Bouchard and Rennau are longtime quilting friends and when Rennau read about a national effort (https://www.welcomeblanket.org/) to create welcome blankets for refugees, they decided it would be a great thing to do locally and they engaged members of the local IndivisibleMRV group to participate.

“We had some 20 people signed up and some had no quilting experience. I’ve worked in a lot of sewing factories. I made government gas masks in North Adams, Massachusetts, and worked for Merry Maids in Randolph. When working in textiles I learned how to do piece work and how to have people take on parts of the assembly process, working at stations. So, last weekend we had people who didn’t know how to quilt do things like mark the fabric for cutting and iron the fabric at stations,” she explained.

They worked in the basement of the Moretown Town Hall in two-hour shifts. They had help from retired Harwood Union math teacher Lisa Therrien in determining how much fabric and other supplies they’d need. Those who were quilters among the volunteers brought their sewing machines to stitch the quilt tops together.

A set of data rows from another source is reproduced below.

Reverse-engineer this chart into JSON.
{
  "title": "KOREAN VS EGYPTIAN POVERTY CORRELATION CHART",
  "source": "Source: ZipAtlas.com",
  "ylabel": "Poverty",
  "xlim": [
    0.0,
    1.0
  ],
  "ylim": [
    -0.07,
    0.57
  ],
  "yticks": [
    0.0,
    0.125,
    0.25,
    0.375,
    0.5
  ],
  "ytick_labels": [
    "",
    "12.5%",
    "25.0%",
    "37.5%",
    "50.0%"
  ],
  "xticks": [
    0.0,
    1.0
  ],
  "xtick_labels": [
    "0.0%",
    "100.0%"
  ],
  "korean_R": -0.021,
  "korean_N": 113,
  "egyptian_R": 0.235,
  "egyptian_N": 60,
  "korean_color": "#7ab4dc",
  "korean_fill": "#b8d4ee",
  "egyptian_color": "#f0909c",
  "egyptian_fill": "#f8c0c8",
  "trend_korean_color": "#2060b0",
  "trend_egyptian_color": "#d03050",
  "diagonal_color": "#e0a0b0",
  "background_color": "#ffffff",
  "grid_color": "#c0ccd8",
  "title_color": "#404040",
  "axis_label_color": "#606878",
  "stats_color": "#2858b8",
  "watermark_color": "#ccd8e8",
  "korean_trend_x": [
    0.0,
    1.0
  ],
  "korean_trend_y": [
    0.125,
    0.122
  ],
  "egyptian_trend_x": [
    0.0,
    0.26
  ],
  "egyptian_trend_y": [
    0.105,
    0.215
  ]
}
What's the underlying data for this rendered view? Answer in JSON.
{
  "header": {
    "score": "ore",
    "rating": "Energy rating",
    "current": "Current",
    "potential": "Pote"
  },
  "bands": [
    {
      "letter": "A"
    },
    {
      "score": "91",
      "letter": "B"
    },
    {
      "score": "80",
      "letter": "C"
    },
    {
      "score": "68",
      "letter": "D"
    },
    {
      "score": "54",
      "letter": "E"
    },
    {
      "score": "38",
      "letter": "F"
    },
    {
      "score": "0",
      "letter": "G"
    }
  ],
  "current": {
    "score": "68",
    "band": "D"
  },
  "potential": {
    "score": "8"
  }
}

Bouchard, Rennau and Therrien worked as floor managers, roaming through the work stations, making sure work flow was steady and that pieces/tasks weren’t piling up anywhere.

They had organized the volunteers in three two-hour shifts based on which skills people had and found that a very efficient way to work. The quilt tops they were making had five blue hearts on them and getting those hearts marked, cut, ironed and sewn was their first priority.

 

“People were catching on really quickly. It was super fun and it was for a cause we all believe in. Our IndivisibleMRV is one of 5,000 Indivisible groups nationally and Indivisible paid for everything -- materials, food and snacks,” Bouchard said.

They purchased their fabric from a Quilter’s Garden in Montpelier where the owner gave them a 10% discount and gathered their quilts to take to Winooski where the Mill Museum is collecting blankets to be distributed to refugees in Vermont. In addition to the five quilt tops they created, they received one from a young woman whose mother made a quilt and had it sent to them to go with their quilts. That quilt was made in Massachusetts and featured the colors of the Ukrainian flag.

Because their process was so efficient, they found themselves with time to write Get Out The Vote postcards to 60 people in their Indivisible sister-state of North Carolina as well!

“One great part about Saturday was many of our people had never quilted before and they learned fast. Many hands working like a well-oiled machine pumped out five quilt tops for a great cause,” Bouchard added.